Les services du ministère de l'agriculture et de la pêche ont, bien sûr, participé à l'étude de faisabilité menée en 2006 et en 2007 par la Mutualité sociale agricole Tarn-Aveyron-Lot ; ils ont pu apprécier la qualité du travail effectué à cette occasion. Les conclusions et les propositions portant sur des points à la fois techniques, juridiques et économiques ont fait l'objet d'un examen attentif.

Le ministère de l'agriculture et de la pêche, en conséquence, a orienté son action vers les exploitations agricoles localisées en zone de montagne, où le risque de renversement du tracteur est très significatif. À ce titre, les dispositifs de sécurité anti-retournement sont éligibles à l'aide à la mécanisation, y compris pour les tracteurs du parc existant. L'aide accordée pour ce dispositif est de 20 % - part État et part Union européenne - en zone de montagne et de 30 % en zone de haute montagne.

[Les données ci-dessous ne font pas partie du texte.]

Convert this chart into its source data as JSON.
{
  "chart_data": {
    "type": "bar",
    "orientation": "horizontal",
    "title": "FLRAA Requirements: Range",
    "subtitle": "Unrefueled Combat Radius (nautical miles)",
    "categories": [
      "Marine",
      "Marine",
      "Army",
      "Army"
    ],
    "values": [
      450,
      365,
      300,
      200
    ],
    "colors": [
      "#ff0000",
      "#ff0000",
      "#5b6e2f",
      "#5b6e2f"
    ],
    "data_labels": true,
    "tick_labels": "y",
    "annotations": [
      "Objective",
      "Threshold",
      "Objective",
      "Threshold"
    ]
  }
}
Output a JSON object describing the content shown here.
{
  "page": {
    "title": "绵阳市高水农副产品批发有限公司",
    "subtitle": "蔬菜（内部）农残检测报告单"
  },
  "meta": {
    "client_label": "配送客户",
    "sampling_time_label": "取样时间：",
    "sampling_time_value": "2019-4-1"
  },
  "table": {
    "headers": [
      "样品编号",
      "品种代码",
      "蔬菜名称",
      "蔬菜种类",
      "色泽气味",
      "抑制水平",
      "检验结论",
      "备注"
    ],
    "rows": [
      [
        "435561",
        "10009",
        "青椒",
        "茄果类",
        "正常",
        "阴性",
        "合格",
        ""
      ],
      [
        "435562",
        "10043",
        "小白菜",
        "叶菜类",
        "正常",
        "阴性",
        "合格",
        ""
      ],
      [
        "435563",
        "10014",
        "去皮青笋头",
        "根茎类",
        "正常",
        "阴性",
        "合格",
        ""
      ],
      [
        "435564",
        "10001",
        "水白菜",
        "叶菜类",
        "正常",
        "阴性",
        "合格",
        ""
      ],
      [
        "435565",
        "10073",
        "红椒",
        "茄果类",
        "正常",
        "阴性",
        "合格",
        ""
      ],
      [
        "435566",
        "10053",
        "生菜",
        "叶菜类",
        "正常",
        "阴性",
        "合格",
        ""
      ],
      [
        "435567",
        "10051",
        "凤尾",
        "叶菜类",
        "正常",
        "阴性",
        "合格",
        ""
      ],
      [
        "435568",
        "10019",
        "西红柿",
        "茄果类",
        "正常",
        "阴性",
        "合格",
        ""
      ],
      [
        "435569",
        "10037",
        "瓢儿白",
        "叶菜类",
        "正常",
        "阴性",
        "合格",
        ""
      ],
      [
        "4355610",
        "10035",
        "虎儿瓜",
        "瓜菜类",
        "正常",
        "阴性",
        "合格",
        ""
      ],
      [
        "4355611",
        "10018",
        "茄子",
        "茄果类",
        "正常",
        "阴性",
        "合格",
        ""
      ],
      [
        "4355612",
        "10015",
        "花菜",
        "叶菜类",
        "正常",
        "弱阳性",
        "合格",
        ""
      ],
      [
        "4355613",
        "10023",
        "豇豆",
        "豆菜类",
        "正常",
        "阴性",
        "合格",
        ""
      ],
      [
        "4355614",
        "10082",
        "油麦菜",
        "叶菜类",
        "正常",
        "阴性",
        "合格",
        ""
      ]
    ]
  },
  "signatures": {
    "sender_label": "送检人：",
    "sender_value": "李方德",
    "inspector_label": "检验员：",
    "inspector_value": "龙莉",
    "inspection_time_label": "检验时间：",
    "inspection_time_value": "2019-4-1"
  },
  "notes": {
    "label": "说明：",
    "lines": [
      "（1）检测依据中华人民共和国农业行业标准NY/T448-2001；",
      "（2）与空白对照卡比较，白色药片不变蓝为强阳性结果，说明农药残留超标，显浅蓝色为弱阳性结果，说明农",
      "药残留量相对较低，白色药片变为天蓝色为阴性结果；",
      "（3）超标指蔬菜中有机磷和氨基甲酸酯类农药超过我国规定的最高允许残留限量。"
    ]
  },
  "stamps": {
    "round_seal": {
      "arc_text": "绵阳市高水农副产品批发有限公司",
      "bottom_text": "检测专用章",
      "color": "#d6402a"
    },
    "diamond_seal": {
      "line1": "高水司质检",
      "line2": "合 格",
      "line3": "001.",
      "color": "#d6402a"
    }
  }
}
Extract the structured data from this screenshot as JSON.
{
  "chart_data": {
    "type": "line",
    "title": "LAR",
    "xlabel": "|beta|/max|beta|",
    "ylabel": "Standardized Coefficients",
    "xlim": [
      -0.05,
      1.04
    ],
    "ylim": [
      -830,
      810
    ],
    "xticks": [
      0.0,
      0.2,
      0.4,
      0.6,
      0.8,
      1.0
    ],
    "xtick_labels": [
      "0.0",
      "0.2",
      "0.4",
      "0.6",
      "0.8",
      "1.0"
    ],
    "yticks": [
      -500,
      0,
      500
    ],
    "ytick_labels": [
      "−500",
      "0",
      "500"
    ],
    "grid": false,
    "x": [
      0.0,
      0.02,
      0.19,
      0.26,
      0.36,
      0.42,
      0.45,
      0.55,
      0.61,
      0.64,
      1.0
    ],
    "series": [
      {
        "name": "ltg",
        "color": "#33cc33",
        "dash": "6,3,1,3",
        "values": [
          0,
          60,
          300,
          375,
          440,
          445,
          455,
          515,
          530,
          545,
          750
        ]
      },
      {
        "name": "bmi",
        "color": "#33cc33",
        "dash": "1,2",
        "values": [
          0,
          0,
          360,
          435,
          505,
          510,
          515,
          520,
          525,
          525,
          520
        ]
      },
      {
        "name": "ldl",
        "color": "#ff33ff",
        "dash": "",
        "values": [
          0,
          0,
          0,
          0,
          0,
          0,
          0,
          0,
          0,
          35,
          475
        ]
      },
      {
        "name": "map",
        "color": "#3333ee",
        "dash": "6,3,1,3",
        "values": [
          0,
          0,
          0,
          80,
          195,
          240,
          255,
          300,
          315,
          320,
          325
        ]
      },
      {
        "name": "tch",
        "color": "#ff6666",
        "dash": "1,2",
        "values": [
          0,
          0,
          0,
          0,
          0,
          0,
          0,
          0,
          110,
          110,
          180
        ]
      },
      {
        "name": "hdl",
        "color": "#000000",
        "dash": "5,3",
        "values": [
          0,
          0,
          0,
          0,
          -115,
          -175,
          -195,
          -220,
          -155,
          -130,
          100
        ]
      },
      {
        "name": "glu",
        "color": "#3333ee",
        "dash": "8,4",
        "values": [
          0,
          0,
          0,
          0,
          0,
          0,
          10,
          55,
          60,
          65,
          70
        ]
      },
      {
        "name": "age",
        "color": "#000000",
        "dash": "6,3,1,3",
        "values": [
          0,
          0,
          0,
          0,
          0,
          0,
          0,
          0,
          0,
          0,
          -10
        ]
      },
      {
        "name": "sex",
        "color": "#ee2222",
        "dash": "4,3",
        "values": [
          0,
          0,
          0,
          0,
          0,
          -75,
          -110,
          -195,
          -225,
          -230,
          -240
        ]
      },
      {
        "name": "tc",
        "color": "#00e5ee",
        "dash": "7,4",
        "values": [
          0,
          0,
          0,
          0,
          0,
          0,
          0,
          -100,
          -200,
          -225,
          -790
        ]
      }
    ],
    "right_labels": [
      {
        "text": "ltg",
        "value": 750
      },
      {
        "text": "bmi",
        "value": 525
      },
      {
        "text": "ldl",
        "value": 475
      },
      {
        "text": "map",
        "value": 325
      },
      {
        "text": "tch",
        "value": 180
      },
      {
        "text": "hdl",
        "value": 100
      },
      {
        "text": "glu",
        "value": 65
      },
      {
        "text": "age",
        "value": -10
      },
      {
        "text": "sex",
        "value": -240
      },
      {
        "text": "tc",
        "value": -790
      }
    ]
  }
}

Pour l'année 2007, une enveloppe de 1 million d'euros a été mobilisée en faveur de l'aide à la mécanisation, appelant un cofinancement européen équivalent dans la mesure où cette action est inscrite au programme de développement rural hexagonal, le PDRH.

M. le président. La parole est à M. Jean-Marc Pastor.

M. Jean-Marc Pastor. Madame la secrétaire d'État, je vous remercie de votre réponse qui, si elle prend en considération le problème soulevé dans ma question et marque de bonnes intentions, me semble toutefois manquer de précisions quant aux incitations financières de l'État.

Vous avez indiqué que seules les zones de montagne seront éligibles. Je me permets d'insister sur le fait que, toujours d'après l'enquête que j'ai précédemment évoquée, la plupart des accidents ont lieu plutôt en zones de plaine ou de piémont, justement parce que les conducteurs se croient en sécurité. En zones de montagne, très pentues, ces derniers font plus attention, et les équipements sont plus larges.

Compte tenu de cette remarque, il conviendrait d'apporter quelques correctifs si l'on veut assurer la sécurité de nos concitoyens.

Depuis 2002, année où la MSA a pris en charge la comptabilisation des non-salariés agricoles, il apparaît que le nombre de décès lors de renversements de tracteurs, c'est-à-dire sans tenir compte des autres types d'accidents, se situe entre soixante-dix et une centaine par an, soit plus de deux fois et demi le nombre de salariés agricoles tués pendant la même période. Ces chiffres sont d'autant plus significatifs que, dans les exploitations où travaillent des salariés, les arceaux de sécurité sont obligatoires.

Dans le département du Tarn, six accidents mortels se sont produits durant le premier semestre de cette année. En moyenne, on dénombre une dizaine d'accidents mortels par an.

De la même manière qu'il est légitime de vouloir diminuer la mortalité routière, il me paraît légitime de vouloir abaisser le nombre de drames ordinaires sur des tracteurs anciens qui conservent une valeur d'usage pour leurs propriétaires. Une aide financière de l'État permettrait assurément, outre une sensibilisation à la sécurité, d'enclencher un processus de sécurisation qui ne s'avère certes pas prohibitif mais qui se mesure au regard de la valeur économique des tracteurs existants. Plusieurs partenaires - l'État, mais aussi la MSA, le conseil général... - pourraient d'ailleurs s'associer sur une telle question.

Telles sont les observations que je vous demande, madame la secrétaire d'État, de bien vouloir transmettre à M. le ministre de l'agriculture.